The Robinsons argued the rezoning decision violated Iowa Code § 335.2, which exempts land used “for agricultural purposes” from county zoning. The Robinsons believe the 750 acres falls under the § 335.2 exemption “because their farmland drains through the tile on the 750 acres.” The court rejected this argument because the § 335.2 exemption only applies when the land is “primarily adapted” for agriculture. Since the primary purpose of the land will be solar generation, which is not agriculture, the land is not primarily adapted for agriculture “even if it also happens to house drainage tile.”

The other statutory argument the Robinsons made centered on the “uniformity requirement” found in Iowa Code § 335.4. This code section authorizes counties to divide the county into zoning districts, while also requiring the rules within each district will be “uniform for each class or kind of buildings[.]” Although not examined in prior cases, the court assumed that there was a uniformity requirement in § 335.4. However, it found the rezoning did not violate that statute since the rezoning changed the district classification (from Agricultural District to RE-AG). There was no requirement in § 335.4 that RE-AG zoning rules need to be uniform with Agricultural District zoning rules.
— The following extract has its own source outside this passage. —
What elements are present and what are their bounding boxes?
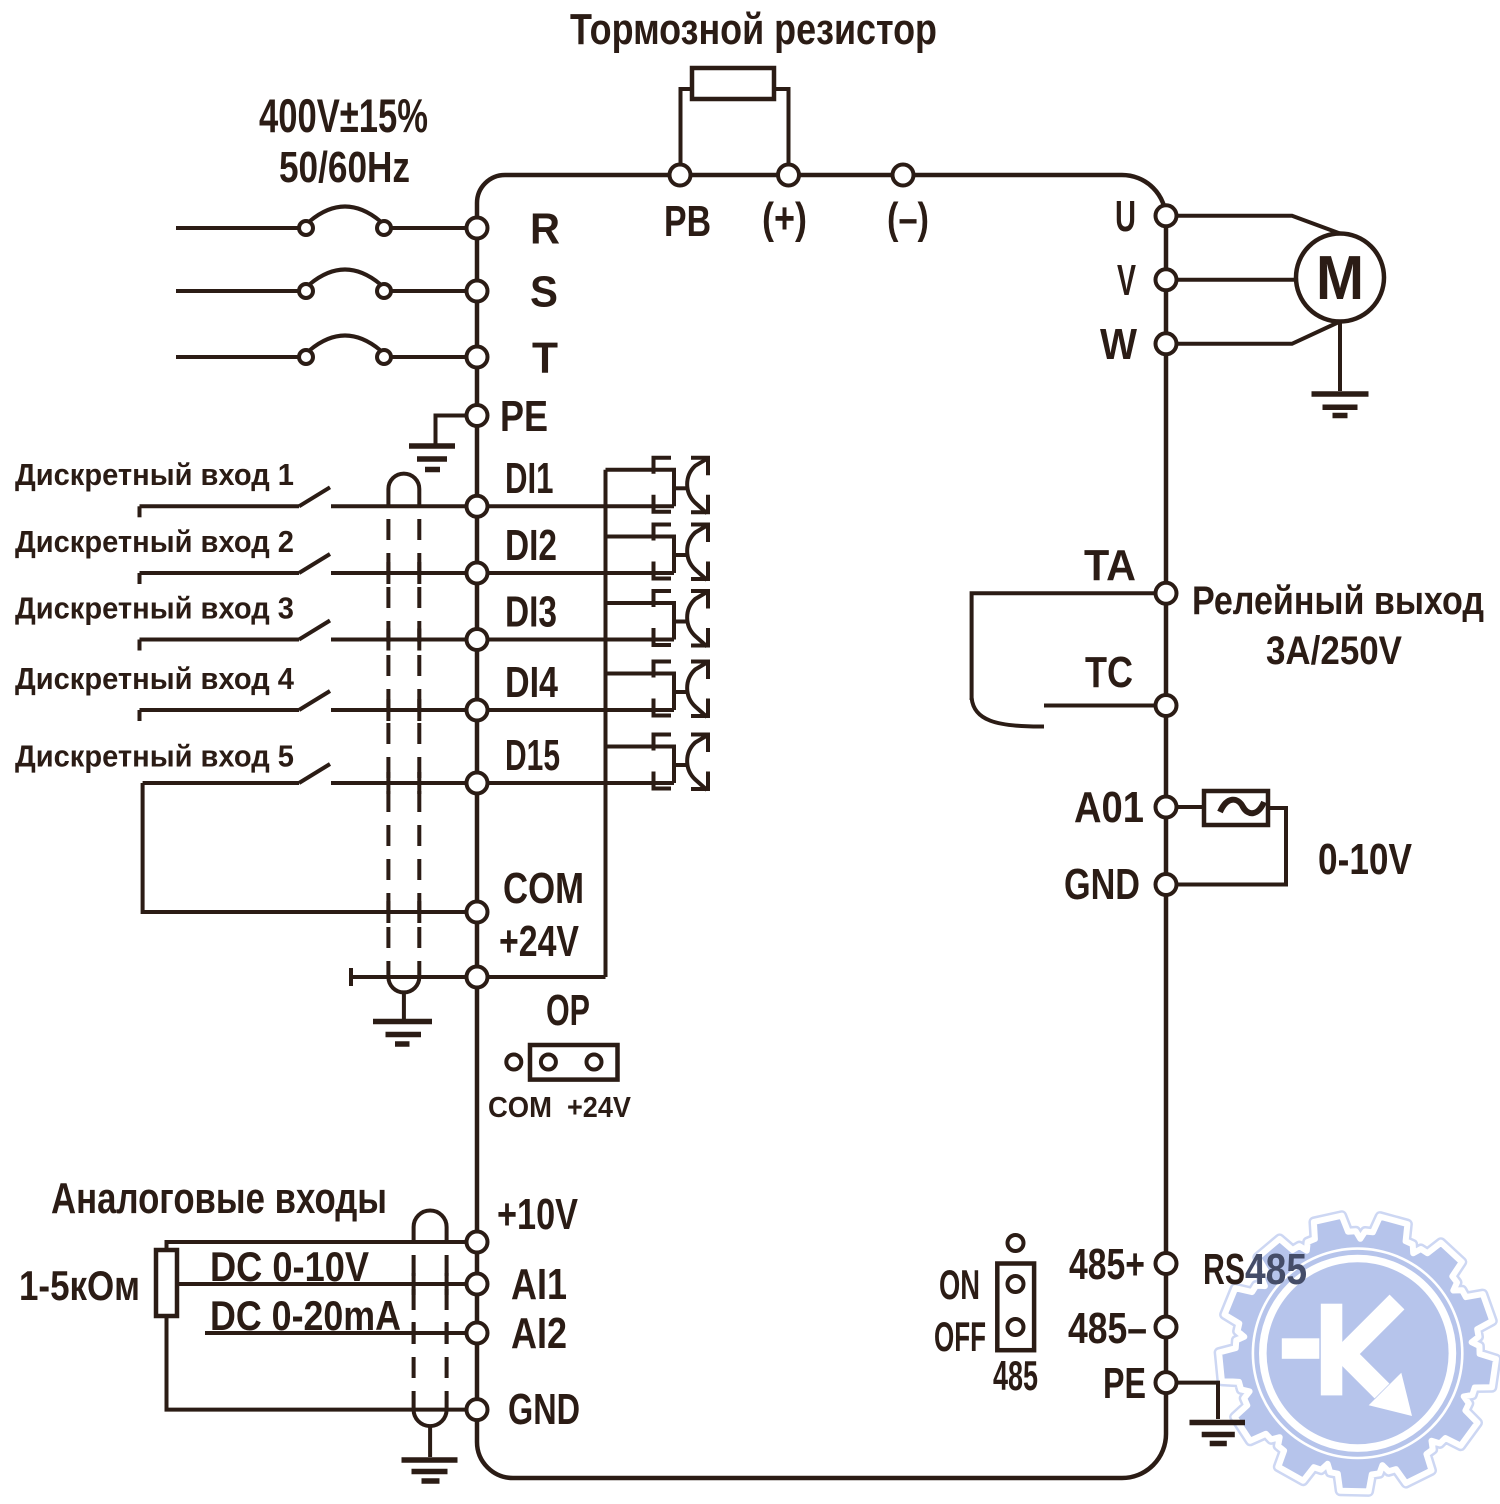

The Robinsons also argued that the rezoning was an illegal taking because “installation of solar panels will require supporting pilings to be driven into the ground to support the solar panels. [… T]his installation may damage their tile line.” The court reviewed a three-prong test to determine if there would be an illegal taking; (1) is there a private property interest, (2) has the government taken the interest, and (3) if taken, has just compensation been paid?

The court agreed that the Robinsons have a property interest called a “natural drainage easement” and have not received compensation. However, the court found that no taking has occurred because it is unclear whether the tile line will be impacted or relocated. Even if the tile line is relocated, a natural drainage easement only requires the downhill property owner to allow the flow of the water to continue through their land.  The Robinsons did not provide any evidence that the water flowing from their land would be impacted by the solar farm.